Her eyes whip to mine. “Talk about this?” she asks incredulously, and raises her brows.
“I’ll tell you everything you want to know. But right now, you need to go inside.”
“What the fuck do you do?” she says and finally looks up at me. She waits for an answer, but I’m not ready to talk.
“You don’t need to know right now.” I don’t want to get into this shit. I need to get her inside and take care of this problem.
She mutters under her breath, “I knew you were no good.” It pisses me off to hear her say that.
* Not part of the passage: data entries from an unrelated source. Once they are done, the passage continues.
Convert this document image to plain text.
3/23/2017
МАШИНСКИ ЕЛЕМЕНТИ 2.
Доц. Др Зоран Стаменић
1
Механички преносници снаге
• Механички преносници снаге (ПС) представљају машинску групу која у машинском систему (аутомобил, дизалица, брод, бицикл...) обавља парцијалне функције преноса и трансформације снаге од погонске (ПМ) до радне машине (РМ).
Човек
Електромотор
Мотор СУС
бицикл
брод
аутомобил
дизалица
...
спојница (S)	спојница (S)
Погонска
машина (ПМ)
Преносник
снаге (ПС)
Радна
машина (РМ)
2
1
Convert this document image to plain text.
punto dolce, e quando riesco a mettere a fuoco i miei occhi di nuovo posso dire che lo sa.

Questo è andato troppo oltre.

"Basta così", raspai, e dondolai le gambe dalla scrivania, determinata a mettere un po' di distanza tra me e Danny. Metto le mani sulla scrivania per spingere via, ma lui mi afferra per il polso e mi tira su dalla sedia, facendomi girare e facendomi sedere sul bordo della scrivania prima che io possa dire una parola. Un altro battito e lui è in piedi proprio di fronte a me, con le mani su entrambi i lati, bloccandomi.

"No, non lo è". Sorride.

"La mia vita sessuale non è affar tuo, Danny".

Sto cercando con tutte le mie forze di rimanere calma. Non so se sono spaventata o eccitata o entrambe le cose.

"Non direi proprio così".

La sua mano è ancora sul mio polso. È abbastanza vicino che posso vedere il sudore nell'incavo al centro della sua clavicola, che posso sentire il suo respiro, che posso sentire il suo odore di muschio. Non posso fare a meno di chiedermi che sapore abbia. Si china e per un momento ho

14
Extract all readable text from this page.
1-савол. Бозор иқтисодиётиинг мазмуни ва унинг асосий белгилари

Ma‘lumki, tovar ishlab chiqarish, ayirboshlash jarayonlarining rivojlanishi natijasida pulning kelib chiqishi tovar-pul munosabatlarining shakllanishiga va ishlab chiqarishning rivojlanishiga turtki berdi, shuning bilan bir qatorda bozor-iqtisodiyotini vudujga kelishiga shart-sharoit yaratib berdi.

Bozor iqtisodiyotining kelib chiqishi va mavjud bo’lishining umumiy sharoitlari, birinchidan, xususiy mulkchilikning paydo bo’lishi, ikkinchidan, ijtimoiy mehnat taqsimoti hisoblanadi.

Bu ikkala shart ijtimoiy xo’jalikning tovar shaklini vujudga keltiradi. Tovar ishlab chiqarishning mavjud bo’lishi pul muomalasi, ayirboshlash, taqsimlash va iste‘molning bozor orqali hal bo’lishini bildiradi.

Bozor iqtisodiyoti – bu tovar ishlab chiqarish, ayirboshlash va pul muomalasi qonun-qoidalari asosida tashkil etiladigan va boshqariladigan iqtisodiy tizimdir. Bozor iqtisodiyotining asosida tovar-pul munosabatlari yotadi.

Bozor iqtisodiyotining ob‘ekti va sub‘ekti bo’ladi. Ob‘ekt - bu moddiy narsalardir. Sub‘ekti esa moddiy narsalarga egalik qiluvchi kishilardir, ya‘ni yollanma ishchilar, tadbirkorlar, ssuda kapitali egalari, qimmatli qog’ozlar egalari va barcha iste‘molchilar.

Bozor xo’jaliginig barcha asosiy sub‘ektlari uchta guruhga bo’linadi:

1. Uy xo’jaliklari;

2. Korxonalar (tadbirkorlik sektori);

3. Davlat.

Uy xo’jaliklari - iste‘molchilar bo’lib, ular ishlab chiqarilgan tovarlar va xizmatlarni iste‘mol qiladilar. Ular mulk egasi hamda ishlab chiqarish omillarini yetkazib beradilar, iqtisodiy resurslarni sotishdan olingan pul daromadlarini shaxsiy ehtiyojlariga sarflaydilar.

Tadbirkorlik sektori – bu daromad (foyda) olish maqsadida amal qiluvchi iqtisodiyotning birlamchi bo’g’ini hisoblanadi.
But mostly it fucking hurts.
“Yeah, I’m a real bad man,” I admit, “but other bad men are after you.”
“It’s your fault,” she says. And she’s right.
“I’m sorry.” I can’t say anything else. She finally lets me take a step closer to her without moving away from me. “You just have to stay here until I deal with them.”
“Kill them?” she asks hysterically.
“It’s either you or them, Elle.” Her breathing comes in pants, and she glances down the driveway like she’s considering running and then looks back up to me.